As noted earlier in this chapter, agroforestry is a new name for an old practice. As the word and concept became widely accepted in international land-use circles, many definitions of the term were put forward, as described in detail by Nair (1989a). The definition of agroforestry that ICRAF has used since the early 1980s is as follows (Lundgren 1987, 48):

Agroforestry is a collective name for all land-use systems and practices in which woody perennials are deliberately grown on the same land management unit as crops and/or animals. This can be either in some form of spatial arrangement or in a time sequence. To qualify as agroforestry, a given land use system or practice must permit significant economic and ecological interactions between the woody and non-woody components.

Of the many other definitions of "agroforestry," one of the most comprehensive is that of King and Chandler (1978) in an early ICRAF publication The Wasted Lands. Recently reproduced by Nair (1989a, 13), the definition reads: "Agroforestry is a sustainable land-management system which increases the overall yield of the land, combines the production of crops (including tree crops) and forest plants and/or animals simultaneously or sequentially, on the same unit of land, and applies management practices that are compatible with the cultural practices of the local population."

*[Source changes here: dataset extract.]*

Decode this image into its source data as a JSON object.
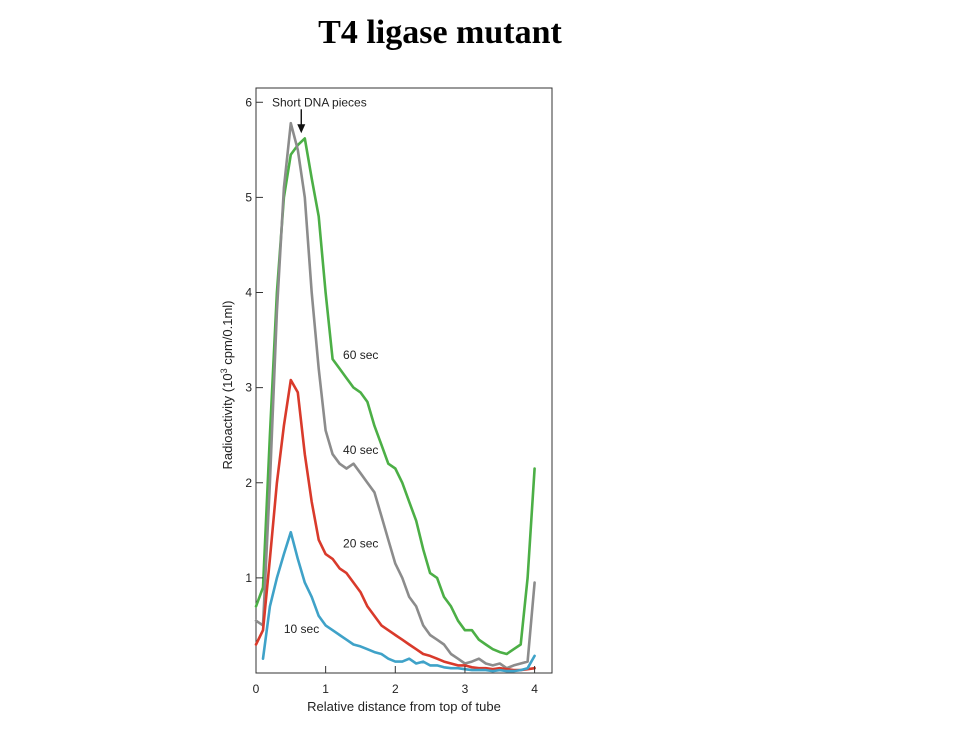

Along similar lines, for the purposes of this report, "agroforestry" is defined as: "The deliberate incorporation of trees into, or the protection of trees within, an agro-ecosystem in an effort to enhance its short- and longterm productiveness, its economic and cultural utility, and its ecological stability."

In this context, an "agroforestry system" is defined as: "Any agricultural system (agro-ecosystem) in which planted or protected trees are seen as economically, socially, or ecologically integral to the system."

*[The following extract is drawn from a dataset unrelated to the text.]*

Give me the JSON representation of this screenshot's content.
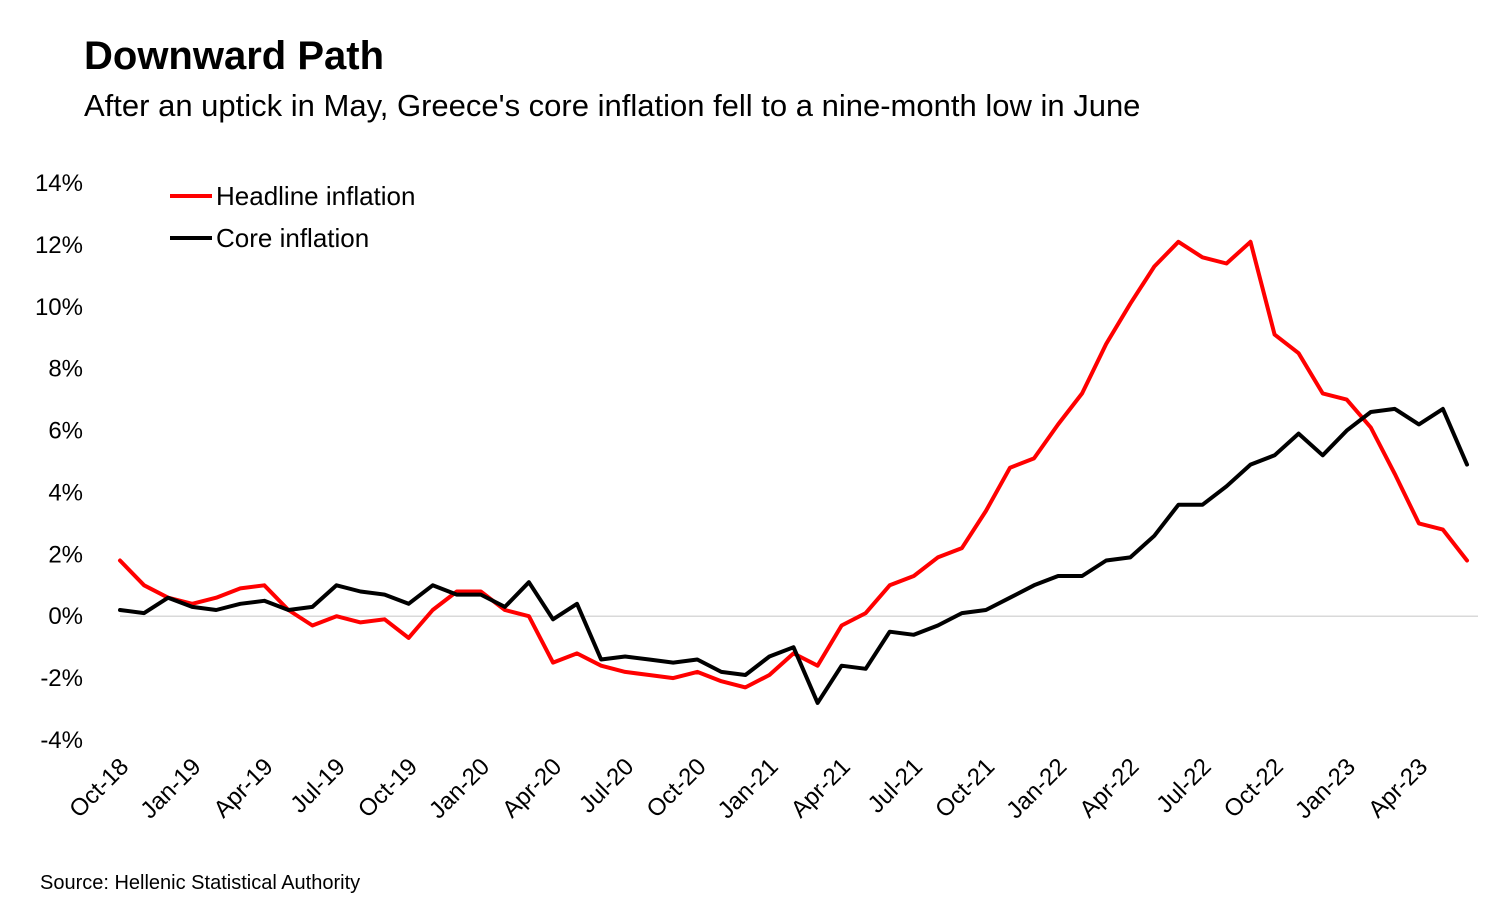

These non-restrictive and functional definitions have been selected because they can cover the great diversity and functional utility of existing Pacific Island agroforestry/agricultural systems, which range from home-garden or household and squatter-garden agroforestry in both urban and rural areas to deliberate intercropping and the protection of trees and tree-like perennials in gardens and pastures and the planting of woodlots and protection of inland and coastal forest stands (which are seen as part of integrated agroecosystems) in sparsely populated rural areas.

Finally, the new term, "agrodeforestation," is introduced, defined by Thaman (1988b, 1988c, and 1989a) as: "The removal of trees or the deemphasis on the planting and/or protection of trees in agroecosystems."